Among the regular players on the CD are Nashville stalwart drummer Kenny Malone, bassist Dannis Crouch, guitarist John Doyle, formerly of the Celtic band Solas; fiddler Casey Driessen, and banjoist Dirk Powell, who usually plays in the old-time clawhammer style, rather than with a bluegrass approach. Powell is also heard on accordion. Dobro virtuoso Jerry Douglas is heard mainly on electric lap steel guitar. Together, they create some eclectic arrangements that range from old-time country to zydeco to more conventional bluegrass, though there is never one particular sound that dominates.

The CD gets under way with one of its most charming songs. Kelly Joe's Shoes is apparently a true story about a pair of sneakers that a friend gave to O'Brien, and they became his travelling shoes. The arrangement is typically eclectic with a zydeco-flavored accordion and a bluesy harmonica mixed into the happy folk sound. <<>>

Somewhat more inward-looking lyrically is Let Love Take You Back Again. The travelling context here relates to two people drifting apart. <<>>

The travelling motif turns to the passage of time on the song Turn the Page Again, which O'Brien wrote with one Lucas Reynolds. The slightly wistful lyrics are set in one of the most upbeat arrangements on the CD. <<>>

There is one non-original song. I've Endured was written by Ola Belle Reed, and it fits nicely into the theme of the album. Dirk Powell's clawhammer-style banjo helps to give the song an appropriately old-timey feel. <<>>

Another song that grew out a real experience in O'Brien's life is Restless Spirit Wandering, inspired by rumors of a Civil War-era ghost in the house into which he had recently moved. <<>>

Béla Fleck makes his appearance on the song simply called Another Day, one of the finest pieces of songwriting on this album of worthy songs. The philosophical lyrics consider the passage of generations. <<>>

A genuine travelling song is Forty Nine Keep on Talking, about a spur-of-the-moment road trip. The trip moved into the Mississippi Delta, so a little Cajun-style accordion seems appropriate. <<>>

The CD ends with another of its most appealing songs, Less and Less is a combination travelling song and bit of philosophizing on the search for a simpler life. <<>>

In many ways, Tim O'Brien has been influential to a whole generation of bluegrass-oriented singer-songwriters, who take acoustic music beyond just the fancy picking and into the literate lyrics of the folkies. O'Brien remains one of the best in the genre, creating some memorable songs with tasteful acoustic backing.
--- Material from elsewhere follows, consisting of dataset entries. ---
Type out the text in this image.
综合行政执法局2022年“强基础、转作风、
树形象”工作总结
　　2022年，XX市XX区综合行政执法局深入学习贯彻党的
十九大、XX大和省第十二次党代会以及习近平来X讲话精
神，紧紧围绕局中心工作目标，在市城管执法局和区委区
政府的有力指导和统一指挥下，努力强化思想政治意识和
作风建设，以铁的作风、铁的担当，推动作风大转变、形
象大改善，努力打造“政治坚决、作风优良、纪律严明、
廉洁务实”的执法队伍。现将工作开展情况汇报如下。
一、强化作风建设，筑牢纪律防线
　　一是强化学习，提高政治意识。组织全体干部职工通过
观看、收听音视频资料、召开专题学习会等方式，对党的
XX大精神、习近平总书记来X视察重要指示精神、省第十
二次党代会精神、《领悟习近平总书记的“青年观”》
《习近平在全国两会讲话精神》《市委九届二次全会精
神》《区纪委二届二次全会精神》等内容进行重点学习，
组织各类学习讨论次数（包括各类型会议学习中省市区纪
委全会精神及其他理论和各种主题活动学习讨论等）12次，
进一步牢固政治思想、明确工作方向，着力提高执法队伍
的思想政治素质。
After pursuing some different directions on record for the past six years, O'Brien has returned to making a singer-songwriter record that is one of his finest to date. The theme of travelling gives considerable unity to the songs, which in a way help to reinforce one another.

Our sound quality grade is close to an "A." The mix is very nice, as is the quality of the acoustic instrumentation, but dynamic range could be better.

Who would have thought of a bluegrass "concept" album. That's the sort of thing they used to do during the art rock days of the 1970s. But in Tim O'Brien's skilled hands, Traveler is just that, and it works exceptionally well. O'Brien has underscored his position as one of Nashville's finest contemporary songwriters.